It was the vision of Jens Schröter that variable-resolution (unstructured) meshes can be useful in modeling of large-scale flows because of their geometric flexibility, already exploited in modeling of coastal, tidally-driven dynamics. This vision materialized in the development of FESOM, the unstructured-mesh sea-ice ocean model. Originally the model relied on the finite-element method and used linear continuous tetrahedral elements. The early version of the model was constrained to the North Atlantic. This version, described in Danilov et al. (2004), followed the finite-element wisdom: it used implicit time-stepping and relied on iterative solvers and finite-element stabilisation techniques. This approach proved to be too inefficient numerically and was abandoned in favor of an approach where only the sea surface height evolution is treated with the implicit method which is followed since then. The basic principles of new dynamical core were presented in Wang et al. (2008). The name of FESOM was coined by Timmermann et al. (2009), who implemented coupling between the ocean model and the finite-element sea ice model (FESIM) and performed first simulations of global ocean circulations thus paving the way to realistic FESOM applications. FESOM was getting mature through its participation in CORE-II intercomparison project (see virtual special issue of Ocean Modelling), and the effort on tuning FESOM (version 1.4) is documented in Qiang et al. (2014). It was coupled to the atmospheric model ECHAM6, as described by Sidorenko et al. (2015), forming the AWI Climate model (AWI-CM) participating in CMIP6. On the road to FESOM 1.4 we experimented with tetrahedral and prismatic elements (Wang et al. 2008), staying in the end with the former to ensure general vertical levels. We also experimented with non-conforming linear elements, keeping the conforming elements as most economical. While FESOM1.4 stays at the heart of numerous practical applications, the development is focused on FESOM2.0 with finite-volume dynamical core which ensures much higher numerical throughput through much more efficient memory access and infrastructure. This version is documented in Danilov et al. (2017). The ingredients of FESIM are summarized in Danilov et al. (2015).


Danilov, S., Kivman, G., & Schröter, J. (2004). A finite-element ocean model: principles and evaluation. Ocean Modelling, 6(2), 125-150. Wang, Q., Danilov, S., & Schröter, J. (2008). Finite element ocean circulation model based on triangular prismatic elements, with application in studying the effect of topography representationJournal of Geophysical Research: Oceans113(C5). DOI: 10.1029/2007JC004482 Ralph Timmermann, Sergey Danilov, Jens Schröter, Carmen Böning, Dmitry Sidorenko, Katja Rollenhagen, Ocean circulation and sea ice distribution in a finite element global sea ice–ocean model, Ocean Modelling, Volume 27, Issue 3, 2009, Pages 114-129, ISSN 1463-5003, dx.doi.org/10.1016/j.ocemod.2008.10.009. Wang, Q., Danilov, S., Sidorenko, D., Timmermann, R., Wekerle, C., Wang, X., ... & Schröter, J. (2014).
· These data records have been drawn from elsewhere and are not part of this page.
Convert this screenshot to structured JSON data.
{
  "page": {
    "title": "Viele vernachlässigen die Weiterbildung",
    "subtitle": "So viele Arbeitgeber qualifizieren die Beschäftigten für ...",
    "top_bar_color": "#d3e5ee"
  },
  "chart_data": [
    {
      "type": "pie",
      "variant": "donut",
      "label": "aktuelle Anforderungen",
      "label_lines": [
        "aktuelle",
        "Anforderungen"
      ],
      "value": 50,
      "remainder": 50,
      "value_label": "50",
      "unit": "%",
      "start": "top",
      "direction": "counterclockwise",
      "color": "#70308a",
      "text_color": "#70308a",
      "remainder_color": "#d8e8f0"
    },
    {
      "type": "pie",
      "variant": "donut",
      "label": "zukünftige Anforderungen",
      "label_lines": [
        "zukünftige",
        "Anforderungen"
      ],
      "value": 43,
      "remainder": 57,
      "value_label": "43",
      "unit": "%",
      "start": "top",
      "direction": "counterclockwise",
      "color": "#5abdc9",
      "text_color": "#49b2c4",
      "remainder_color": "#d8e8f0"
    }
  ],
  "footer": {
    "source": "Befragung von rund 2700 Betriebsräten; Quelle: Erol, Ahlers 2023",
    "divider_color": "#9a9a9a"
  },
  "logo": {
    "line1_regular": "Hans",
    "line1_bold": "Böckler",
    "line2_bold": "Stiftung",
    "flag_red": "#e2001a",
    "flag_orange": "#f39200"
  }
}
The Finite Element Sea Ice-Ocean Model (FESOM) v. 1.4: formulation of an ocean general circulation model. Geoscientific Model Development7(2), 663-693 Sidorenko, D., Rackow, T., Jung, T., Semmler, T., Barbi, D., Danilov, S., ... & Handorf, D. (2015). Towards multi-resolution global climate modeling with ECHAM6–FESOM. Part I: model formulation and mean climate. Climate Dynamics44(3-4), 757-780. Danilov, S., Sidorenko, D., Wang, Q., & Jung, T. (2017). The Finite-volumE Sea ice-Ocean Model (FESOM2)Geoscientific Model Development10(2), 765. Danilov, S., Wang, Q., Timmermann, R., Iakovlev, N., Sidorenko, D., Kimmritz, M., Jung, T., and Schröter, J.: Finite-Element Sea Ice Model (FESIM), version 2, Geosci. Model Dev., 8, 1747-1761, doi.org/10.5194/gmd-8-1747-2015, 2015.